When I get home I clean off the kitchen table and unload everything. Then I cry! There are notes from school, old tests, used milk cartons (for experiments I'm told later), pieces of metal and wood (for building things I hear), library books due last year, a gazillion erasers and pencils and ta dah! the triangles that he couldn't find for his lesson.


All in all I didn't blow up too bad. I think J was more frightened I would. Maybe he felt for my embarrassment. At least I hope so. Then...just when I'm convinced... my gosh this child is going to turn into one of those garbage people who can't throw anything away...what am I to do!? I come across a book he was given that day. It seems he won an award for a science project he did last summer. He was like one out of ten in the entire prefecture to get the award and his name on the back of these study books all the children get for summer.

The experiment awarded was an ant farm but raised in that blue gel stuff. It was interesting and fun and we made lots of neat observations like how they buried all their dead in one tunnel and how when things got really busy and nervous there were two big ants that would guard this little baby ant. In the end we committed what is in effect ant genocide. The gel began to break down and it just got too sticky. Then there was the outbreak of the pink mould. It was quite a horror show after we had really gotten to know and love the little guys. This year will not involve living things I'm sure. Here's the certificate.

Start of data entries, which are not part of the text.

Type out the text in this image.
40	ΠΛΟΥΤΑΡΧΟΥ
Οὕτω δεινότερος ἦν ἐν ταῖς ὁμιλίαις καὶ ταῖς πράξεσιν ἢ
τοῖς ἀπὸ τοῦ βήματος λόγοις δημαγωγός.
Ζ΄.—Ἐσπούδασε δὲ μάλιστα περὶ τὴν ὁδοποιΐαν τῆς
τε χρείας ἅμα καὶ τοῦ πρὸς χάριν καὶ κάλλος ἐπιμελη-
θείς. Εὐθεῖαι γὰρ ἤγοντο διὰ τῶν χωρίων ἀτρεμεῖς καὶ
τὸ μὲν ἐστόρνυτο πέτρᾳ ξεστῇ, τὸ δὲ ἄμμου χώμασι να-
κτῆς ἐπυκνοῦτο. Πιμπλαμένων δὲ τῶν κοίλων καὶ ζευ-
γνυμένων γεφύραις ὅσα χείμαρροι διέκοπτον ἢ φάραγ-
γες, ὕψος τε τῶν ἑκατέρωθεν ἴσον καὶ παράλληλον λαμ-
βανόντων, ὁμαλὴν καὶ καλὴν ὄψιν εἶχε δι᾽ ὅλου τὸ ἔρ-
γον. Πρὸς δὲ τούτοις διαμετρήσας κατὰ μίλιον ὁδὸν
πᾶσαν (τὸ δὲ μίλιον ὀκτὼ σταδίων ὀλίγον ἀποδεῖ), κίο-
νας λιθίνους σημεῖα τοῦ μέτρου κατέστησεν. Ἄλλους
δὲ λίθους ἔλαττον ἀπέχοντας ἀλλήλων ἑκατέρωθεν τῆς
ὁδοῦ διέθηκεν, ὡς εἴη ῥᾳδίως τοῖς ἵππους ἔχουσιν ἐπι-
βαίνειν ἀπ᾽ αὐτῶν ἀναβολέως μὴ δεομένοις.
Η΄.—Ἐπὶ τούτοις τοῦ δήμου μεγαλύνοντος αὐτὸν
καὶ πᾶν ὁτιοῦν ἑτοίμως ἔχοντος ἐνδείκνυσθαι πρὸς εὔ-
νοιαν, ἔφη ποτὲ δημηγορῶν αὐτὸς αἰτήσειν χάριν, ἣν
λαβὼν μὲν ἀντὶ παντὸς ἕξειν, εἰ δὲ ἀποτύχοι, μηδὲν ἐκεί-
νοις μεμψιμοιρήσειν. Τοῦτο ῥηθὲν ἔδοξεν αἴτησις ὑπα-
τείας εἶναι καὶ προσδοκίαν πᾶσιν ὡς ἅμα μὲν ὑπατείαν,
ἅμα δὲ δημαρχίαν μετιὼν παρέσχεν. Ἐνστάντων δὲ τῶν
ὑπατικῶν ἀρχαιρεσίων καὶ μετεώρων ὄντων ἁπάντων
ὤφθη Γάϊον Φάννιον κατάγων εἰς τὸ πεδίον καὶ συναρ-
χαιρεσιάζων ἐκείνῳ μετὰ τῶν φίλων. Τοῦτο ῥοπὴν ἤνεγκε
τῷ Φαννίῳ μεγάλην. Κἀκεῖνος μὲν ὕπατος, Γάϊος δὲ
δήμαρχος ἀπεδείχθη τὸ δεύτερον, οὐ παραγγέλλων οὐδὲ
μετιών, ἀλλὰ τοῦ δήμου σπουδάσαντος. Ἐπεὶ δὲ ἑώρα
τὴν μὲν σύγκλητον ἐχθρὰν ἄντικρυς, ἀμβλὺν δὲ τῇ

So...yea, yesterday was quite a day.

Sunday, July 09, 2006

Izakaya 居酒屋

One of my favorite institutions in Japan is the izakaya. It's kinda a bar, it's kinda a family restaraunt. Which means, it's a bar you can take your family too. You usually remove your shoes and sit on a tatami mat at a low table. The lighting is dark and the mood is lively.

For the past few months Saturday night has been our izakaya night. For awhile there we went to all the fancy ones. Yea, those were great and crowded and they served all sorts of virgin cocktails for the kids but now that I want to go back to the states this winter we are on a real budget (more or less...I mean it still would be cheaper to eat in. I consider our eat outs a morale booster, a sort of 'we made it through that week, let's celebrate!'



When the beer first came out it was entirely frosted over. Unfortunately, the first few pictures didn't come out so it just looks like a normal beer.

Cheese spring rolls and fried octopus in radish and ponzu sauce. Yum!